Fashion and Food

Manolo says, the Manolo’s internet friend the Kit she has the few thoughts on the intersection between the fashion and the food.

When I read the Manolo’s post, I started thinking about the connections between food and fashion. True, there are foodies who pay next to no attention to their appearances, and there are certainly many fashionistas who shun the food (the evils of the fashion industry that spawn those attitudes belong to another post entirely.) But really, the intersection between those who love food and those who love fashion is large, and understandably so.

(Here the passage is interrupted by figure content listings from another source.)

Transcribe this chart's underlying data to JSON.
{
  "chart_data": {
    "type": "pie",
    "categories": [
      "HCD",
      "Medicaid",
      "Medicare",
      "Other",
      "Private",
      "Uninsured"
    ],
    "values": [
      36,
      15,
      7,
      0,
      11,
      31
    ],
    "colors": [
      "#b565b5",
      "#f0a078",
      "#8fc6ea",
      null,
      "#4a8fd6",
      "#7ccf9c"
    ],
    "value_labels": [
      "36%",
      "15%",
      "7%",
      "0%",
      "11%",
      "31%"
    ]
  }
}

Indeed, this it is exactly correct as the intersection slightly to the north of the Manolo’s belt, where the food and the fashion they meet, it is larger than it needs to be, and understandably so.

Ha! The Manolo he jokes!

Here is more from the Kit.

Appreciating both fashion and food is, at its core, about responding to the sensory qualities of a basic human need. About elevating those needs, taking them beyond the minimum requirements for survival.

This it is partly correct, but it does not go far enough.

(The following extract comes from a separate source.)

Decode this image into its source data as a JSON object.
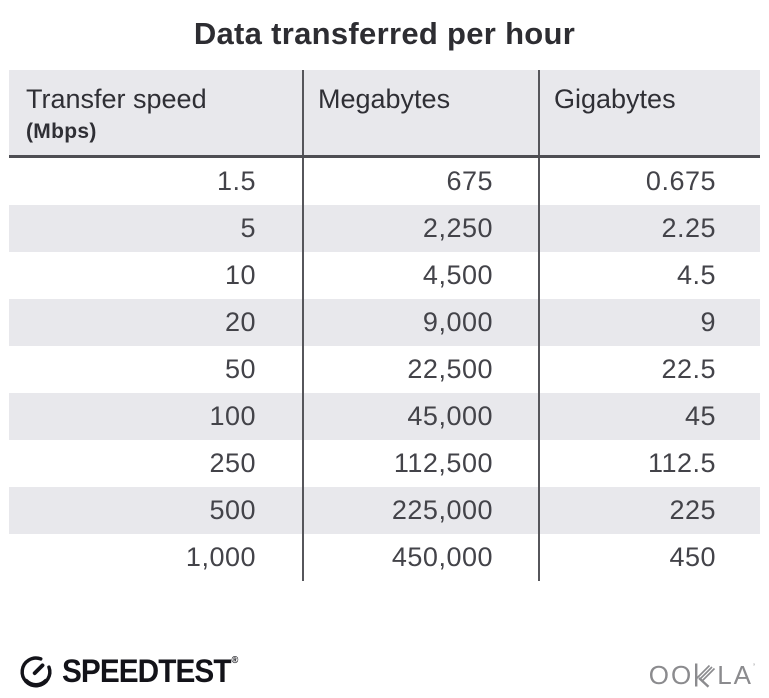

The Manolo would say that the commonality it is that the humans we are designed to seek pleasure in our senses. And beautiful clothes and good food give us pleasure in dramatic and obvious ways.

When we are the children, we delighted in the unrefined pleasures. So that if given the opportunity we would gobble the sweetest and stickiest sort of the candy until we vomit, as the Teeny Manolo did on more than one of the occasions.

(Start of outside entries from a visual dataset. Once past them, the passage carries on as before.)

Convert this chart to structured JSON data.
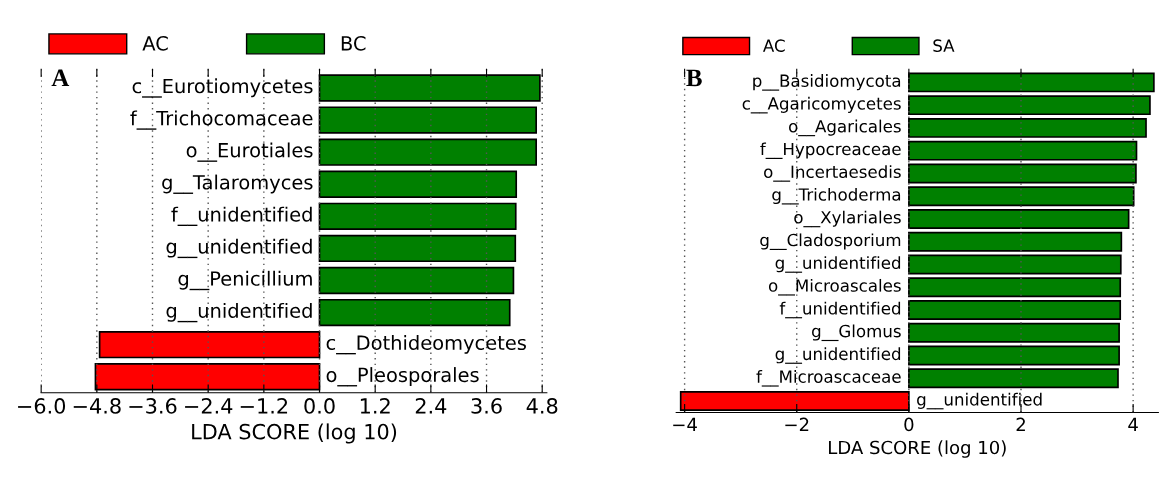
{
  "chart_data": [
    {
      "type": "bar",
      "orientation": "horizontal",
      "xlabel": "LDA SCORE (log 10)",
      "annotations": [
        "A"
      ],
      "categories": [
        "c__Eurotiomycetes",
        "f__Trichocomaceae",
        "o__Eurotiales",
        "g__Talaromyces",
        "f__unidentified",
        "g__unidentified",
        "g__Penicillium",
        "g__unidentified",
        "c__Dothideomycetes",
        "o__Pleosporales"
      ],
      "series": [
        {
          "name": "AC",
          "color": "#ff0000",
          "values": [
            null,
            null,
            null,
            null,
            null,
            null,
            null,
            null,
            -4.74,
            -4.83
          ]
        },
        {
          "name": "BC",
          "color": "#008000",
          "values": [
            4.75,
            4.67,
            4.67,
            4.24,
            4.23,
            4.22,
            4.18,
            4.1,
            null,
            null
          ]
        }
      ],
      "xlim": [
        -6.0,
        4.9
      ],
      "xticks": [
        {
          "value": -6.0,
          "label": "−6.0"
        },
        {
          "value": -4.8,
          "label": "−4.8"
        },
        {
          "value": -3.6,
          "label": "−3.6"
        },
        {
          "value": -2.4,
          "label": "−2.4"
        },
        {
          "value": -1.2,
          "label": "−1.2"
        },
        {
          "value": 0,
          "label": "0.0"
        },
        1.2,
        2.4,
        3.6,
        4.8
      ],
      "grid": "x",
      "legend": "top left",
      "tick_labels": "x"
    },
    {
      "type": "bar",
      "orientation": "horizontal",
      "xlabel": "LDA SCORE (log 10)",
      "annotations": [
        "B"
      ],
      "categories": [
        "p__Basidiomycota",
        "c__Agaricomycetes",
        "o__Agaricales",
        "f__Hypocreaceae",
        "o__Incertaesedis",
        "g__Trichoderma",
        "o__Xylariales",
        "g__Cladosporium",
        "g__unidentified",
        "o__Microascales",
        "f__unidentified",
        "g__Glomus",
        "g__unidentified",
        "f__Microascaceae",
        "g__unidentified"
      ],
      "series": [
        {
          "name": "AC",
          "color": "#ff0000",
          "values": [
            null,
            null,
            null,
            null,
            null,
            null,
            null,
            null,
            null,
            null,
            null,
            null,
            null,
            null,
            -4.07
          ]
        },
        {
          "name": "SA",
          "color": "#008000",
          "values": [
            4.37,
            4.3,
            4.23,
            4.06,
            4.05,
            4.01,
            3.92,
            3.79,
            3.78,
            3.77,
            3.77,
            3.75,
            3.75,
            3.73,
            null
          ]
        }
      ],
      "xlim": [
        -4.15,
        4.45
      ],
      "xticks": [
        {
          "value": -4,
          "label": "−4"
        },
        {
          "value": -2,
          "label": "−2"
        },
        0,
        2,
        4
      ],
      "grid": "x",
      "legend": "top left",
      "tick_labels": "x"
    }
  ]
}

But, as we grow older we are taught to moderate our desires, to control them, and if we are lucky, we begin to refine these desires so that we can appreciate the more sophisticated, adult pleasures.

We can even, if we become refined enough, find less obviously direct pleasure in the food and the fashion, including the peculiar meta-pleasures of connoisseurship: the oh-so satisfying pleasures one takes in knowing how to take pleasure in certain things. (Although, here one must be careful not to end up like the annoying oenophiles who weild their snooty connoisseurship like the policemen’s truncheons.)

The Manolo he would say that the pleasures we seek in beautiful clothes and good food are not just the direct pleasures of consumption, but are also the intellectual and psychic and social pleasure that come with knowing what is good and what is not. And so it is natural that one who has refined the tastes and senses in one field should seek to do so in the other.